Media Advisory: June 28, 2001
For Immediate Release
Appeals Court’s Microsoft Antitrust Decision Leaves Key Threats Against Businessmen Unchecked
SPOTSYLVANIA, VA—In a unanimous decision released earlier today, a federal appeals court reversed a lower court's order to break up Microsoft, citing "serious judicial misconduct'' by the lower court judge, but upheld the lower court’s determination that Microsoft engaged in “anti-competitive behavior.” According to Center for the Advancement of Capitalism (CAC) President Nicholas Provenzo, “Removing the immediate fear of breakup is certainly a well deserved victory for Microsoft, but with a key portion of lower court’s decision upheld, it is not yet time to break out the champagne. Microsoft not being broken up is not the same thing as having its rights respected.”
“I think today’s victory is a lot like beating off one particular mugger when you live in a violent neighborhood,” says Provenzo.
In today’s ruling, the appeals court upheld the lower court’s determination that Microsoft’s business practices were anti-competitive. “What this boils down to is that the court held that Microsoft’s success gave it a coercive power to prevent other businesses from competing with it,” says Provenzo. “In fact, neither Microsoft nor any legitimate business holds such power.
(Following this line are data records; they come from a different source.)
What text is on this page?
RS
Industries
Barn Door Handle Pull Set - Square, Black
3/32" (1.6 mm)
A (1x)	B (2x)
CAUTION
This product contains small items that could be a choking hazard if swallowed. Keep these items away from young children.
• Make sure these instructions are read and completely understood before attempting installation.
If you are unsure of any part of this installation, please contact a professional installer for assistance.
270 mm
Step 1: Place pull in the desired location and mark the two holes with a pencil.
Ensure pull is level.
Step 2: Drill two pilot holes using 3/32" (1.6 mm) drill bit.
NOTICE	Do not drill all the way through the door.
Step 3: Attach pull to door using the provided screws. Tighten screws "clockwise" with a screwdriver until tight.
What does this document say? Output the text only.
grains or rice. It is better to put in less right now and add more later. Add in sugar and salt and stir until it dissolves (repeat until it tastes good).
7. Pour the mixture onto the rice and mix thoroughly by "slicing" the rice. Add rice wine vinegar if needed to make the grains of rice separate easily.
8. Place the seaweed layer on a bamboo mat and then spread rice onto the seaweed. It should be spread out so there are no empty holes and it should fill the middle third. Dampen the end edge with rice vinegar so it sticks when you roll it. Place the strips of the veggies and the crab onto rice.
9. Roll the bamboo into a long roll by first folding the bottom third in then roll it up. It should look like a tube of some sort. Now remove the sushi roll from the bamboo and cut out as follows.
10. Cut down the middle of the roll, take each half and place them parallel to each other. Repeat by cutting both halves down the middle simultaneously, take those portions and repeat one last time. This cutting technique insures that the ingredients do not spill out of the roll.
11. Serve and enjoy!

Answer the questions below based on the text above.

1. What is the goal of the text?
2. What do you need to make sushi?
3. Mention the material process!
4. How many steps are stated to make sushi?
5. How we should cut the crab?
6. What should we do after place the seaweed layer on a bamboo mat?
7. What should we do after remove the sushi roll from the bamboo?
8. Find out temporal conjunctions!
No business can outlaw its competitors or force people to buy its products. Microsoft is successful for no other reason than because it provides its customers with products they value.”
“When the standard for judging a company like Microsoft is whether or not its legitimately earned success is a threat to others, it is not time to see if it falls within the standard—it is time to throw out the standard,” says Provenzo.
“The Microsoft antitrust case is about whether or not Microsoft has a right to its property—the right to determine the composition of its products in a way that it decides makes the most business sense,” says Provenzo. “That Microsoft’s business tactics were held as “anti-competitive” by the lower court and that the appeals court chose to affirm this determination speaks directly to the injustice of antitrust."
“At root, today’s decision is less about how Judge Jackson was overruled for his inappropriate conduct during the district court trial and more about if our country is going to respect the rights of businessmen to their property," says Provenzo. “While the immediate threat of breakup has been removed, Microsoft—and by extension, all business—still faces genuine threats to its rights.”
“This unjust case needs to come to an end,” says Provenzo. “I call on CAC’s supporters to write President Bush, US Attorney General John Ashcroft, and their representatives in Congress urging them to bring an immediate end to the Microsoft antitrust case.”
“Instead of continuing the attack on Microsoft, America needs to have a national debate over the arbitrary and unjust provisions of the antitrust laws and to bring an end to the practice of persecuting businessmen for their success,” says Provenzo.
The mission of The Center for the Advancement of Capitalism is to present to the public a moral defense of individualism and economic freedom. The Center undertakes projects and activities designed to communicate its message to the public, the press, and policy leaders, targeting issues central to a moral defense of laissez-faire capitalism.